2 R Fundamentals

We now begin actual exercises with R/RStudio. As mentioned in the previous chapter, the course assumes that you have set up an RStudio project for the course and that RStudio is open with that project loaded.

2.1 Computation in R

We start with arithmetic. Open an R script file and enter the following four lines. Run each (with the Run button, or Ctrl/Cmd+Enter) and confirm the output in the console.

1 + 2

[1] 3

2 - 3

[1] -1

3 * 4

[1] 12

6 / 3

[1] 2

Confirm that addition, subtraction, multiplication, and division all produce the expected results. The [1] prefix on each output reflects the fact that R takes vectors as its primitive object: the printed value is the first element of the returned vector.

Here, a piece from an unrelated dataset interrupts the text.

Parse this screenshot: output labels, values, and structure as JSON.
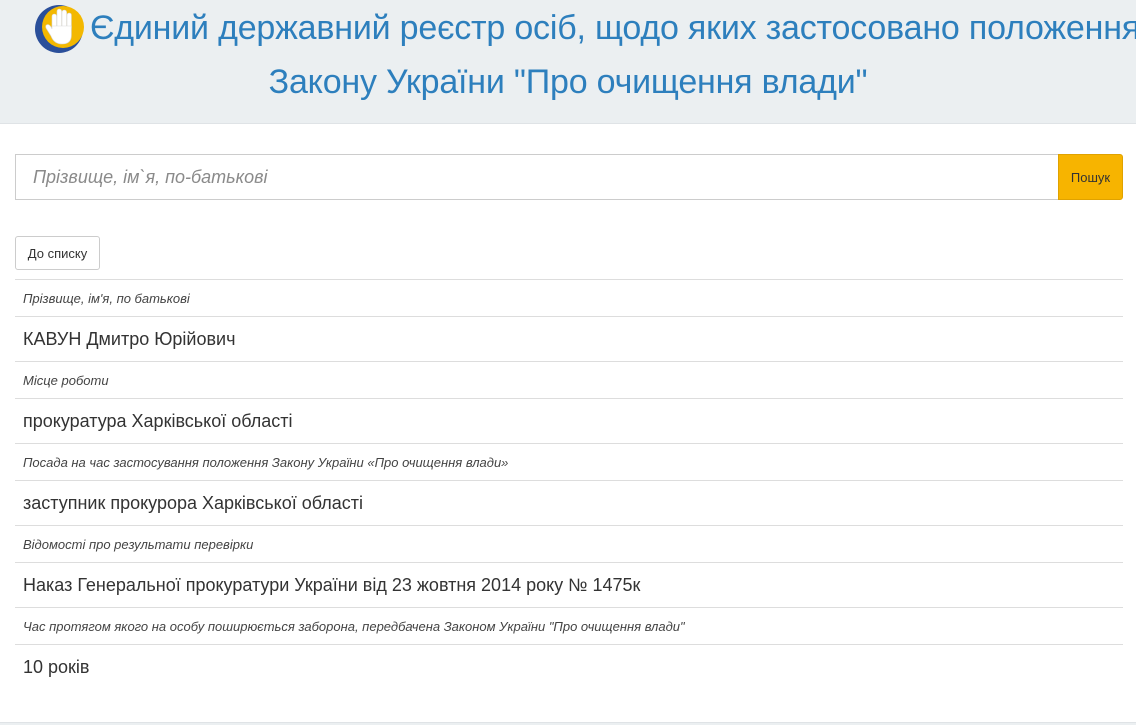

Beyond the four basic operations, the following are also available.

# integer division
8 %/% 3

[1] 2

# remainder
7 %% 3

[1] 1

# exponentiation
2^3

[1] 8

Lines beginning with # are comments: they are sent to the console but not evaluated. For very simple scripts comments are unnecessary, but for complex computations or shared code, annotating “what we are computing here” is invaluable.

A practical tip: it is often convenient to comment out (or uncomment) several lines at once. Select multiple lines in the editor and use Code > Comment/Uncomment Lines, or the shortcut Ctrl+Shift+C (Cmd+Shift+C on macOS).

One more tip. You may sometimes want a more substantial section divider rather than a plain comment. Code > Insert Section (Ctrl+Shift+R / Cmd+Shift+R) opens a small dialog where you can name a section; an inserted section looks like this:

# Computation -------------------------------------------------------

This has no effect on execution, but as a script grows you can jump between sections (lower left of the editor pane) and view the outline (the three-bar icon at the upper right of the editor).

2.2 Objects

In R, everything — variables, functions, and so on — is an object. Objects can be given arbitrary names (a leading digit is not permitted). Below, values are assigned to objects:

a <- 1
b <- 2
A <- 3
a + b # same as 1 + 2

[1] 3

A + b # same as 3 + 2

[1] 5

Numbers are stored in objects, and objects are then used in computation. Case matters: a and A are different objects.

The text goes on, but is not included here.